I have written a code to do pagination of REST API and write it to a folder path. The code is not throwing any error but running for hours and not getting any output written. After running so long the notebook stops with an internal error.
Any help on what i am doing wrong or how the code can be improved is much appreciated.
Below my code
getURL = 'https://api.xxx.com/v3/direct-access/abc'
baseURL = 'https://api.xxx.com/v3/direct-access'
headers = {
"accept" : "application/json",
"Content-Type": "application/json",
"Authorization": "Bearer " + str(token)
}
results = []
response = requests.get(getURL, headers=headers)
r = response.json()
for i in r:
results.append(i)
while response.links.get('next'):
response = requests.get(baseURL + response.links['next']['url'],headers=headers)
r1 = response.json()
for i in response:
results.append(i)
##assert len(results) == requests.get(getURL[:-6]).json()
return results
rdd = spark.sparkContext.parallelize((results))
print(rdd)
df = spark.read.option('multiline','true').json(rdd)

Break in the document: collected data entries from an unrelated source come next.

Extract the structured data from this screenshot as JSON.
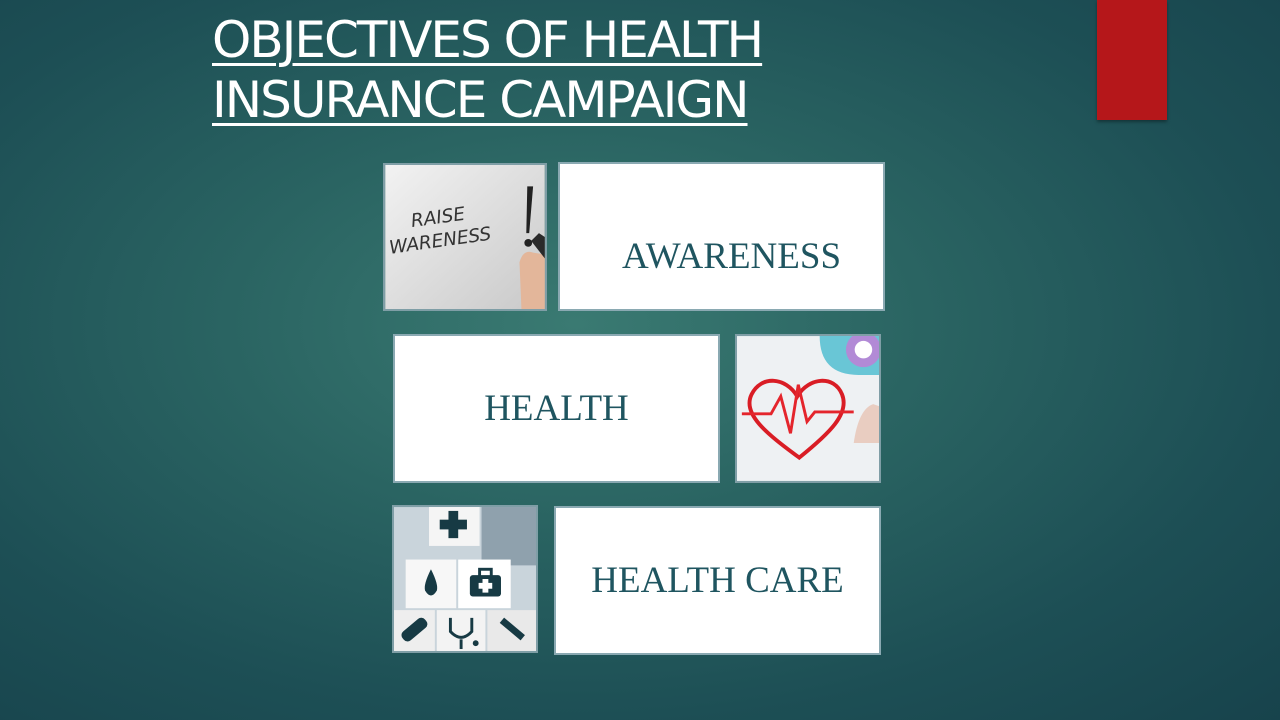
{
  "slide": {
    "title_line1": "OBJECTIVES OF HEALTH",
    "title_line2": "INSURANCE CAMPAIGN"
  },
  "tiles": [
    {
      "label": "AWARENESS"
    },
    {
      "label": "HEALTH"
    },
    {
      "label": "HEALTH CARE"
    }
  ],
  "images": {
    "raise_awareness_text_line1": "RAISE",
    "raise_awareness_text_line2": "WARENESS"
  },
  "colors": {
    "background": "#2a6462",
    "accent_red": "#b5171a",
    "tile_text": "#1f5560"
  }
}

df.repartition(1).write.json(stagingpath,mode="overwrite")
To add, your code shows an error message at the end. Does that mean that you copied the code after running it in an interactive IPython session and if so, could that be an indication of what goes wrong (no idea what code -9 means)?
I have fixed the errors and the code is working, modifed the code. But the issue i am facing is in the return results below. This runs for hours and don’t give any results. Any idea how i can print the results to a path?
this is what it says in the document for terminating the code when it reaches the end of pages. How to incorporate this?
When paginating through your request if an empty set is returned, this indicates the end of your
requested dataset. When you receive the first empty set, your process has successfully completed,
and you may exit your program